Automatic Resolution
When a monitor recovers from DOWN to UP, associated incidents are automatically resolved. The resolution timestamp is set to when the monitor recovered.
Incident Timeline
Every incident maintains a timeline showing:
- When it started
- Status changes
- Who made changes
- When it was resolved
Viewing the Timeline
Open any incident to see its complete history.

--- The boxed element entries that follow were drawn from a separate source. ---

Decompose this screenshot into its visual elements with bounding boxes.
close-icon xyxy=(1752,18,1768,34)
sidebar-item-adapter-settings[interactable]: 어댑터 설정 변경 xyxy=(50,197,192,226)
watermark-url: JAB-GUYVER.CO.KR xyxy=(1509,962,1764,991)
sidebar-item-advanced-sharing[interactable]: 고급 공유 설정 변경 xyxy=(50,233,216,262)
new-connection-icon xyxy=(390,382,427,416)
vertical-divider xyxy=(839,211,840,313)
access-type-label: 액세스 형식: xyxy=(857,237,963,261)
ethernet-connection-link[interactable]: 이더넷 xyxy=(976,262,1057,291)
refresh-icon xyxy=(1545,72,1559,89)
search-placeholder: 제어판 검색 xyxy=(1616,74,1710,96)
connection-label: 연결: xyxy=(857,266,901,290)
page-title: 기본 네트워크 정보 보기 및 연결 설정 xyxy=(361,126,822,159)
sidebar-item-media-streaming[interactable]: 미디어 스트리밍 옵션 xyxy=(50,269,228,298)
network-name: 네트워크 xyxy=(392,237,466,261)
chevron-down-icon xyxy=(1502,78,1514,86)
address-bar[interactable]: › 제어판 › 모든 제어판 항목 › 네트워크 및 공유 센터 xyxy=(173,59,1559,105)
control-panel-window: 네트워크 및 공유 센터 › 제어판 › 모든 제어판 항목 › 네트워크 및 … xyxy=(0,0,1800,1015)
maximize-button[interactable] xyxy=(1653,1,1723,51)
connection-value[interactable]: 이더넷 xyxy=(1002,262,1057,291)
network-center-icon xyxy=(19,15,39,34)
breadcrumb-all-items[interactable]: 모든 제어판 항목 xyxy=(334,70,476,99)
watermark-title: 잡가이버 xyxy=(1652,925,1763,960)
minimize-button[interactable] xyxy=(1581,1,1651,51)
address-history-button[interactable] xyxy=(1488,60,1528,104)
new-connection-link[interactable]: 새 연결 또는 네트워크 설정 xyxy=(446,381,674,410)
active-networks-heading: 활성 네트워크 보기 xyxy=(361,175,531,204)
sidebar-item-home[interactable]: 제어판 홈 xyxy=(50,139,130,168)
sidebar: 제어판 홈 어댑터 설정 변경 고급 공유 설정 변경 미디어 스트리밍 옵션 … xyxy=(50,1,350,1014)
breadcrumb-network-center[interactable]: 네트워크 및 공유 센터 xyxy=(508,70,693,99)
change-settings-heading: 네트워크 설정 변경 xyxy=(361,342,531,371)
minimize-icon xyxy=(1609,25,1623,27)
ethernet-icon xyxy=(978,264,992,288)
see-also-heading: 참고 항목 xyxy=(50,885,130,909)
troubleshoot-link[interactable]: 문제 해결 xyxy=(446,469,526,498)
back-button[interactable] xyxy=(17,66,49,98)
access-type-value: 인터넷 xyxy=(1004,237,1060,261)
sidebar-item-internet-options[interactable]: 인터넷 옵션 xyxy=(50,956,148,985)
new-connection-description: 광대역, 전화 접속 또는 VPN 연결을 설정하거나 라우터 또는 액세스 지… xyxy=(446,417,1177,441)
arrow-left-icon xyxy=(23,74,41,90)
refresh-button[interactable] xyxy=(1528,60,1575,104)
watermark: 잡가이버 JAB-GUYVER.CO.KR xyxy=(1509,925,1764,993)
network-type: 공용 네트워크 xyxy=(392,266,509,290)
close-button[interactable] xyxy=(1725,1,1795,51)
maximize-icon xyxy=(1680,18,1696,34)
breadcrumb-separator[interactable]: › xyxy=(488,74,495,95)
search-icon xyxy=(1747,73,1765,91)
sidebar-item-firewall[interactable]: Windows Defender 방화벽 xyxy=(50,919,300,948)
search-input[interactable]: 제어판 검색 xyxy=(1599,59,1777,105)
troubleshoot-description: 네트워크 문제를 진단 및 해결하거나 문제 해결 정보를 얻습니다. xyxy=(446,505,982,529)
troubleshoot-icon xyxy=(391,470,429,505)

The timeline shows:
- Initial detection or creation
- All status updates
- Acknowledgement events
- Resolution
Incident Metrics
Track incident performance over time:
Key Metrics
| Metric | Description |
|---|---|
| Time to Acknowledge (TTA) | Time from incident start to acknowledgement |
| Time to Resolve (TTR) | Total time from start to resolution |
| Downtime Duration | How long the service was unavailable |
| Incident Count | Number of incidents per monitor/period |
Using Metrics
These metrics help you:
- Identify monitors that fail frequently
- Track response time improvements
- Meet SLA commitments
- Plan capacity improvements
Filtering Incidents
Find specific incidents using filters:
Filter by Severity
View only Critical, High, Medium, or Low severity incidents to focus on what matters most.
Filter by Status
- Active — All unresolved incidents
- Resolved — Past incidents
Filter by Monitor
View incidents for a specific monitor to understand its history.
Linking to Post-Mortems
After resolving significant incidents, create a post-mortem to document:
- What happened
- Root cause
- Impact
- Action items to prevent recurrence
See the Post-Mortems guide for details.
Create post-mortems for all Critical and High severity incidents, plus any incident that teaches valuable lessons.
Status Page Integration
Active incidents automatically appear on your public status page:
- Incident title is visible to users
- Status updates show progress
- Users see you're aware and working on it
- Resolution is announced when complete
What Users See
| Incident Status | Status Page Display |
|---|---|
| Investigating | "We are investigating this issue" |
| Identified | "The issue has been identified" |
| Monitoring | "A fix has been implemented" |
| Resolved | "This incident has been resolved" |
Subscriber Notifications
If you have subscribers enabled, they receive automatic emails:
| Event | Notification |
|---|---|
| New Incident | "New incident affecting [monitor]" |
| Status Update | "Update: [incident title]" |
| Resolved | "Resolved: [incident title]" |
Best Practices
- Acknowledge quickly — Stop escalation and show the team it's being handled
- Update regularly — Keep stakeholders informed, even if just "still investigating"
- Use appropriate severity — Based on user impact, not technical complexity
- Write clear titles — "API returning 500 errors" is better than "API down"
- Document everything — Future you will thank present you
- Create post-mortems — Learn from incidents to prevent recurrence
- Track metrics — Measure and improve response times
Don't delete incidents to "clean up" history. The incident record is valuable for understanding patterns and meeting compliance requirements.